The blood drained from her head as she finally understood. Why did she not see it before? Henry was fighting rebellions on
both borders. His hold on the throne was weak. If he did not move quickly to put her estates into the hands of one of his
own men, one of the Marcher barons would take it.

“You should be grateful this FitzAlan will have you,” the bishop spat out. “The king did not require it of him.”

Through clenched teeth, she said, “Perhaps the Tower would be a better choice for me.”

“Think of your son. What will happen to him if you are imprisoned?”

The bishop hit his mark squarely. There was nothing she would not suffer to save her son.

“How long do I have,” she asked weakly, “before I must make my choice of prisons?”

When her head was clearer, when she did not feel so ill, perhaps she could find a way out of this.

The bishop’s nostrils flared. “The marriage is to take place at once.”

“At once?” she asked, stunned. “Am I to go from one hell to another with no reprieve!”

Her burst of anger left her feeling drained and light-headed.

“When?” she asked, fixing her gaze on the wooden planks of the drawbridge beneath her feet. “When will he come?”
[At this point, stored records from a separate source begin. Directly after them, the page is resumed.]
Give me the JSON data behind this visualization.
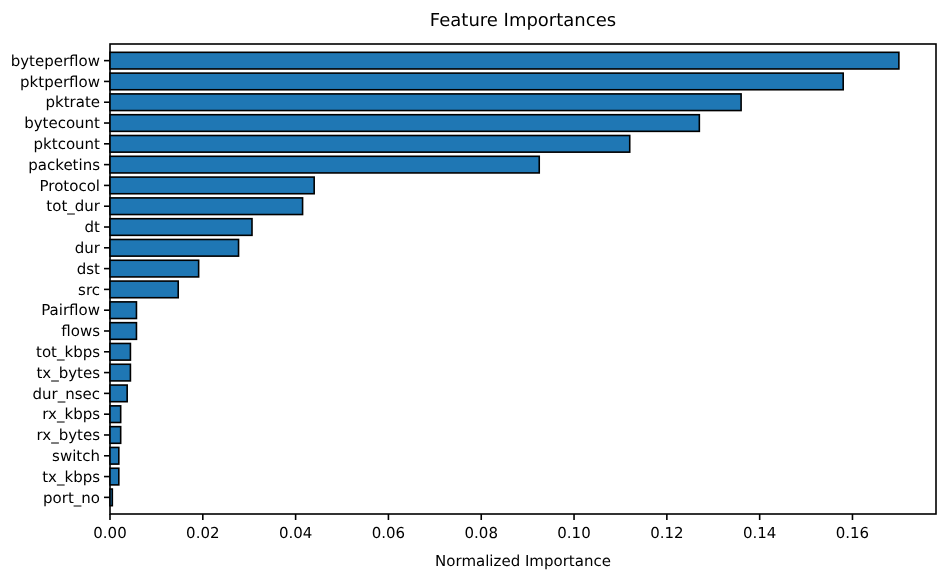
{
  "chart_data": {
    "type": "bar",
    "orientation": "horizontal",
    "title": "Feature Importances",
    "xlabel": "Normalized Importance",
    "categories": [
      "byteperflow",
      "pktperflow",
      "pktrate",
      "bytecount",
      "pktcount",
      "packetins",
      "Protocol",
      "tot_dur",
      "dt",
      "dur",
      "dst",
      "src",
      "Pairflow",
      "flows",
      "tot_kbps",
      "tx_bytes",
      "dur_nsec",
      "rx_kbps",
      "rx_bytes",
      "switch",
      "tx_kbps",
      "port_no"
    ],
    "values": [
      0.17,
      0.158,
      0.136,
      0.127,
      0.112,
      0.0925,
      0.044,
      0.0415,
      0.0306,
      0.0277,
      0.0191,
      0.0147,
      0.0057,
      0.0057,
      0.0044,
      0.0044,
      0.0037,
      0.0023,
      0.0023,
      0.0019,
      0.0019,
      0.0005
    ],
    "color": "#1f77b4",
    "xlim": [
      0,
      0.178
    ],
    "xticks": [
      {
        "value": 0,
        "label": "0.00"
      },
      {
        "value": 0.02,
        "label": "0.02"
      },
      {
        "value": 0.04,
        "label": "0.04"
      },
      {
        "value": 0.06,
        "label": "0.06"
      },
      {
        "value": 0.08,
        "label": "0.08"
      },
      {
        "value": 0.1,
        "label": "0.10"
      },
      {
        "value": 0.12,
        "label": "0.12"
      },
      {
        "value": 0.14,
        "label": "0.14"
      },
      {
        "value": 0.16,
        "label": "0.16"
      }
    ],
    "grid": false
  }
}
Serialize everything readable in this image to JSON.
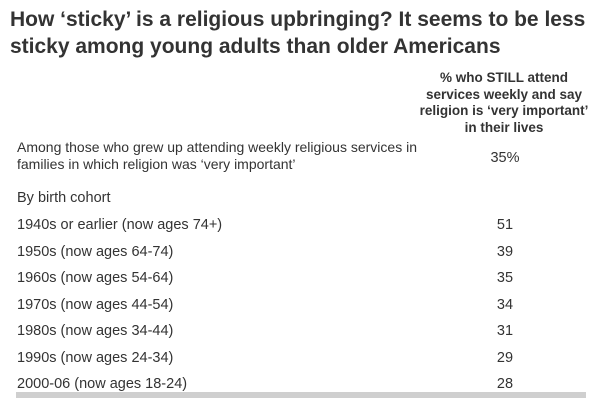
{
  "chart_data": {
    "type": "table",
    "title": "How ‘sticky’ is a religious upbringing? It seems to be less sticky among young adults than older Americans",
    "column_header": "% who STILL attend services weekly and say religion is ‘very important’ in their lives",
    "overall": {
      "label": "Among those who grew up attending weekly religious services in families in which religion was ‘very important’",
      "value": "35%"
    },
    "section_label": "By birth cohort",
    "rows": [
      {
        "label": "1940s or earlier (now ages 74+)",
        "value": 51
      },
      {
        "label": "1950s (now ages 64-74)",
        "value": 39
      },
      {
        "label": "1960s (now ages 54-64)",
        "value": 35
      },
      {
        "label": "1970s (now ages 44-54)",
        "value": 34
      },
      {
        "label": "1980s (now ages 34-44)",
        "value": 31
      },
      {
        "label": "1990s (now ages 24-34)",
        "value": 29
      },
      {
        "label": "2000-06 (now ages 18-24)",
        "value": 28
      }
    ]
  }
}
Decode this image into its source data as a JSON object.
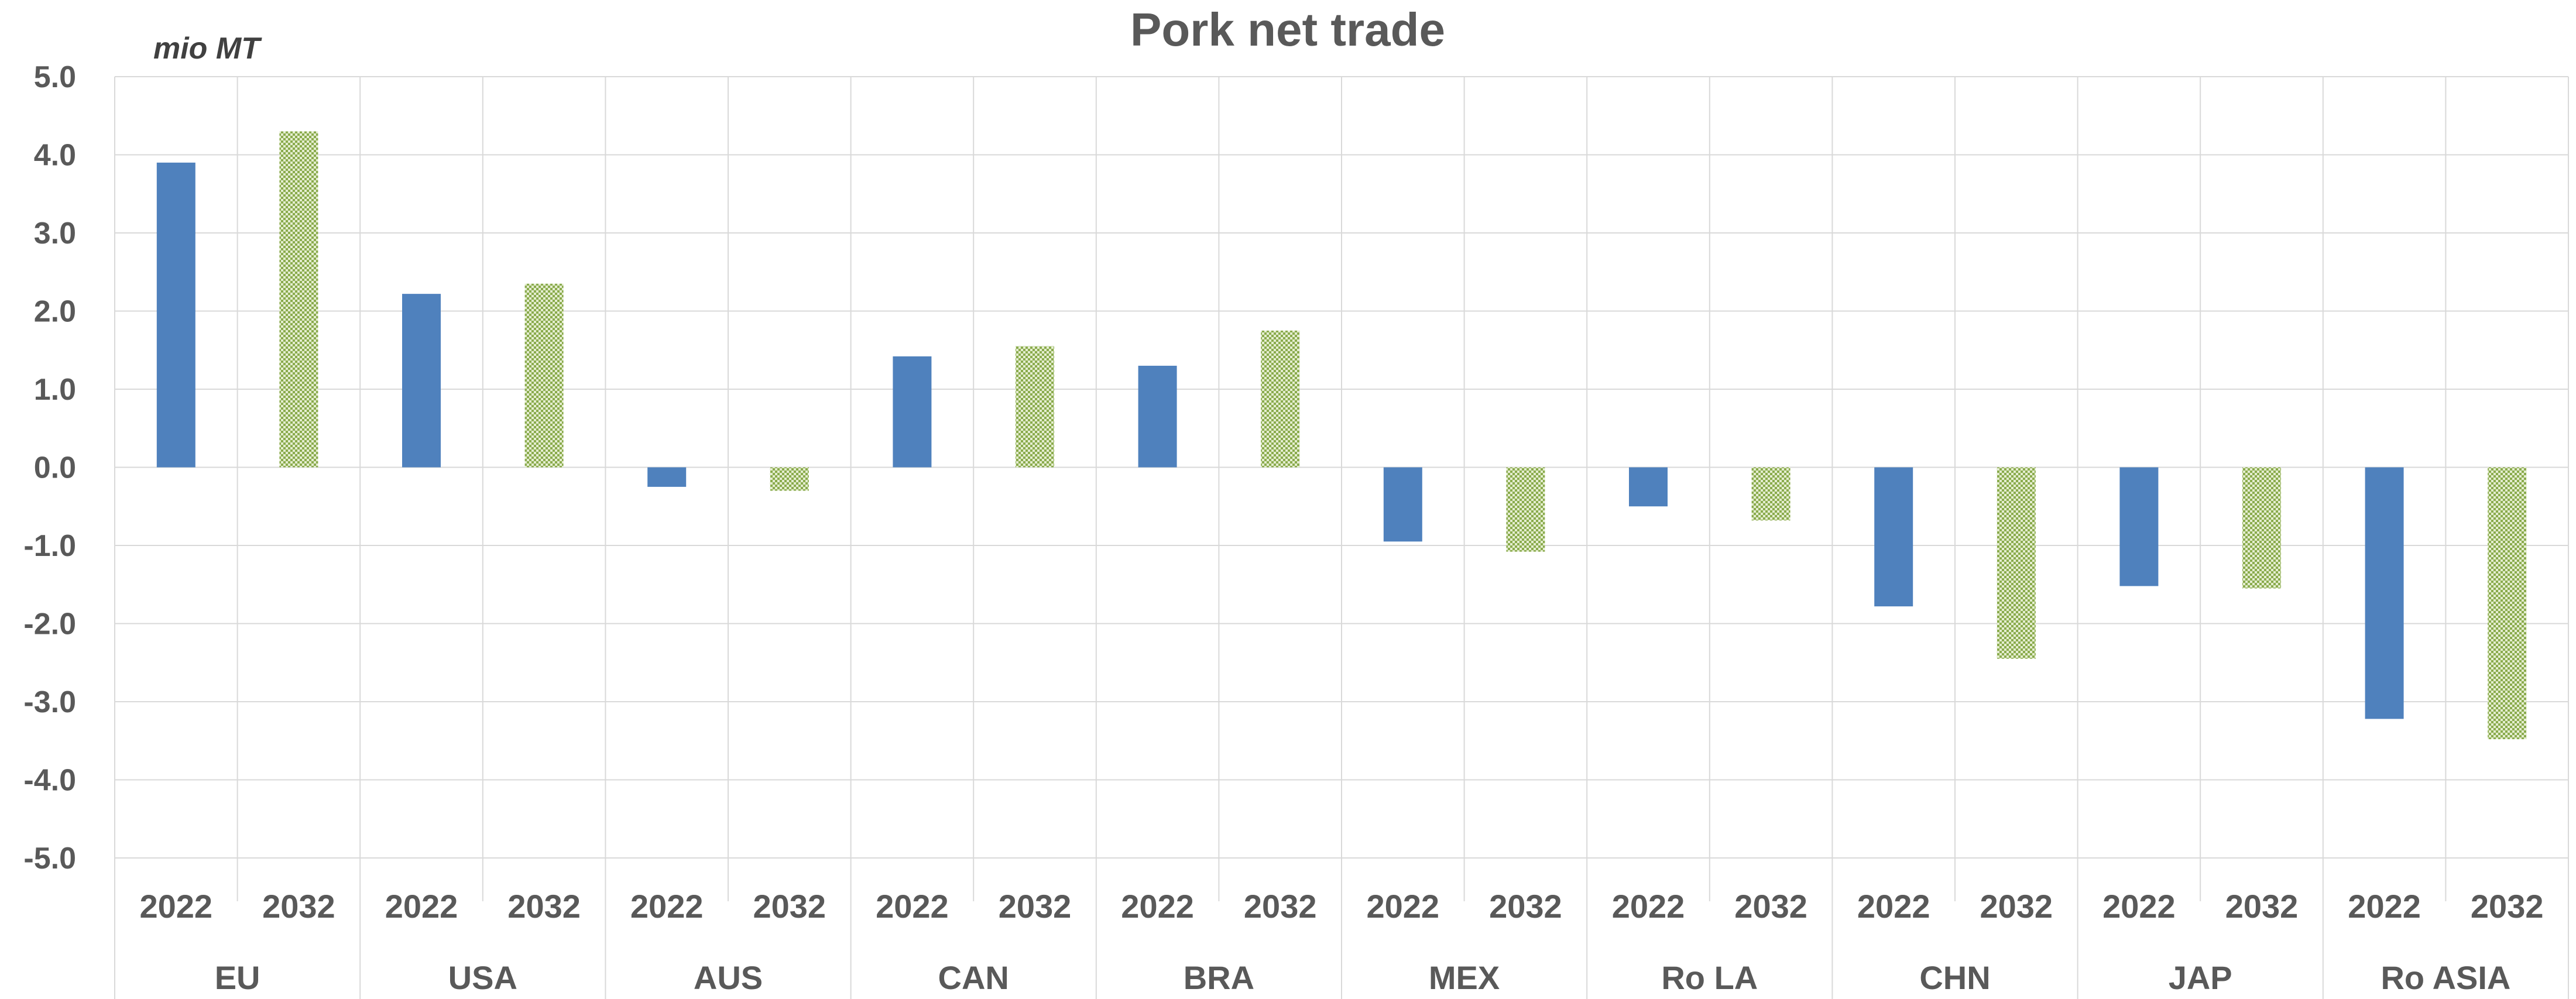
{
  "chart_data": {
    "type": "bar",
    "title": "Pork net trade",
    "unit_label": "mio MT",
    "ylim": [
      -5.0,
      5.0
    ],
    "yticks": [
      "5.0",
      "4.0",
      "3.0",
      "2.0",
      "1.0",
      "0.0",
      "-1.0",
      "-2.0",
      "-3.0",
      "-4.0",
      "-5.0"
    ],
    "ytick_values": [
      5,
      4,
      3,
      2,
      1,
      0,
      -1,
      -2,
      -3,
      -4,
      -5
    ],
    "grid": true,
    "regions": [
      "EU",
      "USA",
      "AUS",
      "CAN",
      "BRA",
      "MEX",
      "Ro LA",
      "CHN",
      "JAP",
      "Ro ASIA"
    ],
    "series": [
      {
        "year": "2022",
        "color": "#4f81bd",
        "pattern": "solid",
        "values": [
          3.9,
          2.22,
          -0.25,
          1.42,
          1.3,
          -0.95,
          -0.5,
          -1.78,
          -1.52,
          -3.22
        ]
      },
      {
        "year": "2032",
        "color": "#9bbb59",
        "pattern": "dotted",
        "values": [
          4.3,
          2.35,
          -0.3,
          1.55,
          1.75,
          -1.08,
          -0.68,
          -2.45,
          -1.55,
          -3.48
        ]
      }
    ]
  }
}
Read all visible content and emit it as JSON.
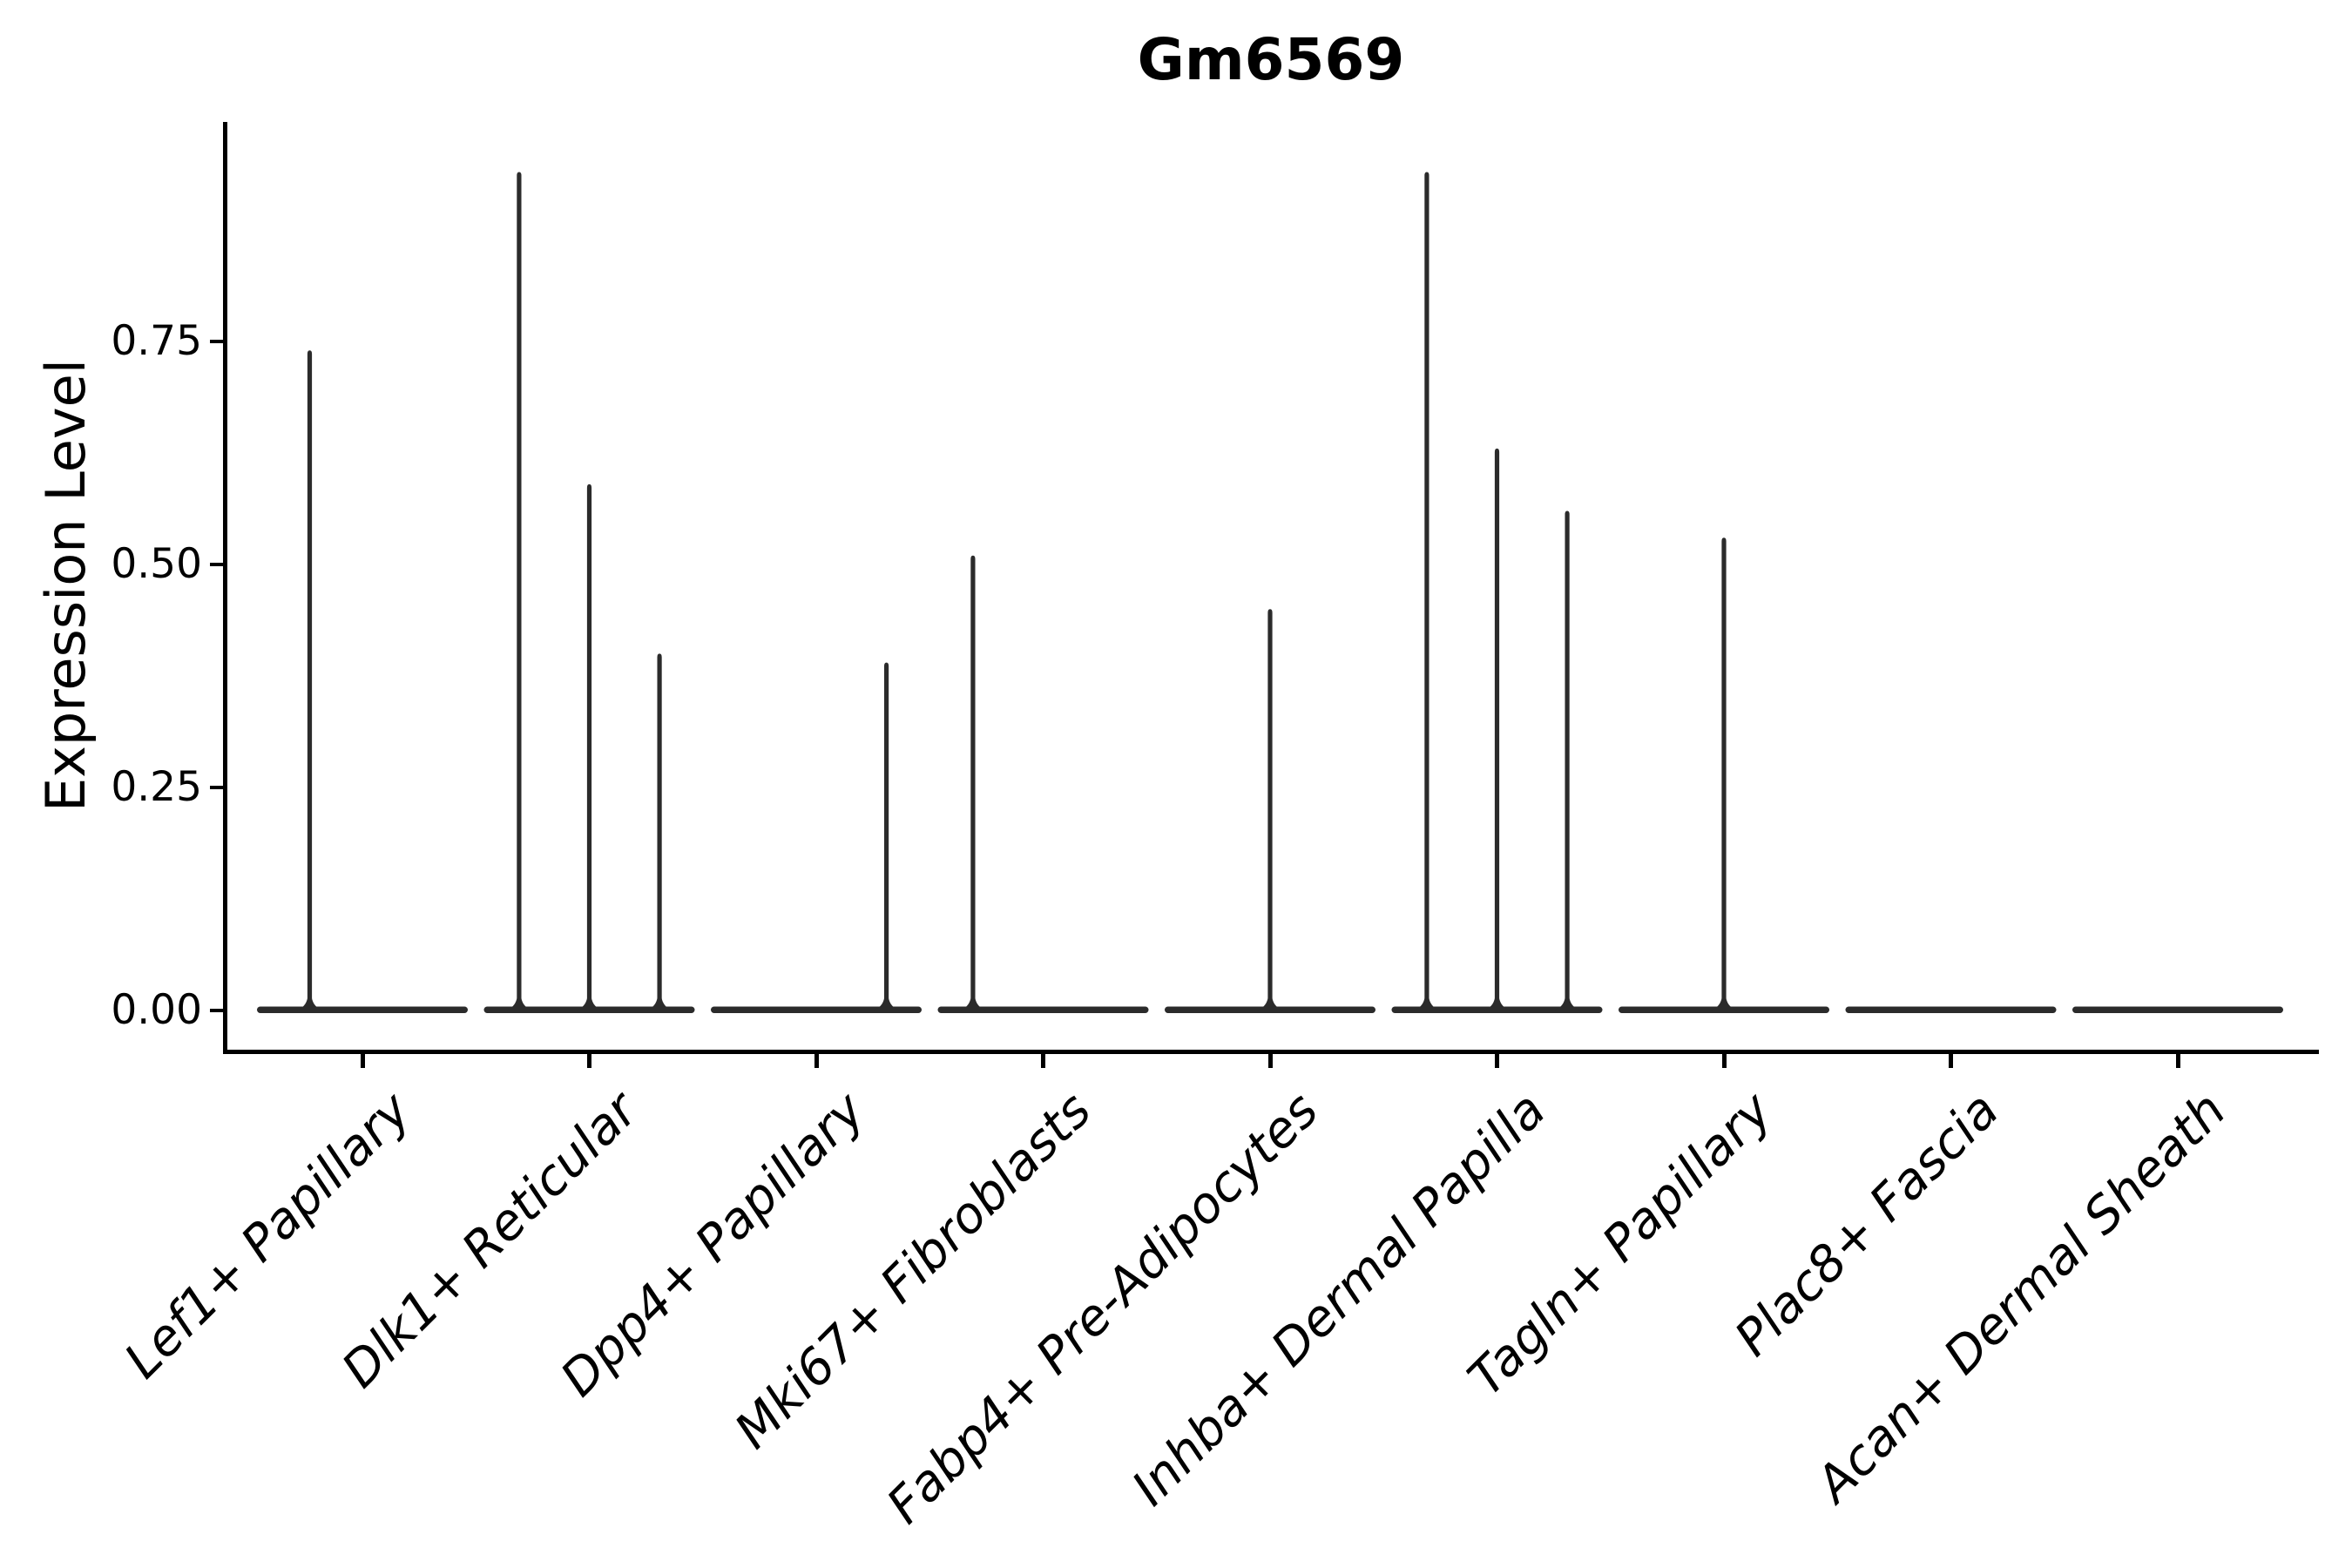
{
  "figure": {
    "title": "Gm6569",
    "background": "#ffffff"
  },
  "chart_data": {
    "type": "violin",
    "title": "Gm6569",
    "xlabel": "",
    "ylabel": "Expression Level",
    "ylim": [
      0,
      0.97
    ],
    "grid": false,
    "legend_position": "none",
    "colors": {
      "violin": "#2b2b2b",
      "axis": "#000000",
      "text": "#000000"
    },
    "yticks": [
      {
        "value": 0.0,
        "label": "0.00"
      },
      {
        "value": 0.25,
        "label": "0.25"
      },
      {
        "value": 0.5,
        "label": "0.50"
      },
      {
        "value": 0.75,
        "label": "0.75"
      }
    ],
    "categories": [
      "Lef1+ Papillary",
      "Dlk1+ Reticular",
      "Dpp4+ Papillary",
      "Mki67+ Fibroblasts",
      "Fabp4+ Pre-Adipocytes",
      "Inhba+ Dermal Papilla",
      "Tagln+ Papillary",
      "Plac8+ Fascia",
      "Acan+ Dermal Sheath"
    ],
    "violins": [
      {
        "category": "Lef1+ Papillary",
        "baseline_value": 0,
        "spikes": [
          {
            "value": 0.74,
            "pos": 0.25
          }
        ]
      },
      {
        "category": "Dlk1+ Reticular",
        "baseline_value": 0,
        "spikes": [
          {
            "value": 0.94,
            "pos": 0.167
          },
          {
            "value": 0.59,
            "pos": 0.5
          },
          {
            "value": 0.4,
            "pos": 0.833
          }
        ]
      },
      {
        "category": "Dpp4+ Papillary",
        "baseline_value": 0,
        "spikes": [
          {
            "value": 0.39,
            "pos": 0.833
          }
        ]
      },
      {
        "category": "Mki67+ Fibroblasts",
        "baseline_value": 0,
        "spikes": [
          {
            "value": 0.51,
            "pos": 0.167
          }
        ]
      },
      {
        "category": "Fabp4+ Pre-Adipocytes",
        "baseline_value": 0,
        "spikes": [
          {
            "value": 0.45,
            "pos": 0.5
          }
        ]
      },
      {
        "category": "Inhba+ Dermal Papilla",
        "baseline_value": 0,
        "spikes": [
          {
            "value": 0.94,
            "pos": 0.167
          },
          {
            "value": 0.63,
            "pos": 0.5
          },
          {
            "value": 0.56,
            "pos": 0.833
          }
        ]
      },
      {
        "category": "Tagln+ Papillary",
        "baseline_value": 0,
        "spikes": [
          {
            "value": 0.53,
            "pos": 0.5
          }
        ]
      },
      {
        "category": "Plac8+ Fascia",
        "baseline_value": 0,
        "spikes": []
      },
      {
        "category": "Acan+ Dermal Sheath",
        "baseline_value": 0,
        "spikes": []
      }
    ]
  }
}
Please, God, let it be weeks and not days

“He is here now.”

She looked up to find the bishop peering over his shoulder. In her distress, she had forgotten about the others.

The soldiers at the front moved aside to allow a single rider on an enormous black warhorse to come forward. Unable to move,
Catherine watched in horror as the huge animal bore down on her. Its hot breath was on her face before the man reined it in.

She swallowed and forced her gaze slowly upward to take in the man. Her eyes rested first on his hand, grasping the hilt of
his sword as though he sensed danger and was prepared to meet it. She followed the line up his arm. When she reached his chest,
her stomach tightened. His surcoat was streaked with blood. Blood of his enemies, blood of the vanquished.

Her eyes were drawn inextricably upward toward his face. She saw grime and blood and matted hair. Then her gaze met the raging
fury in the beast’s eyes, and she fainted dead away.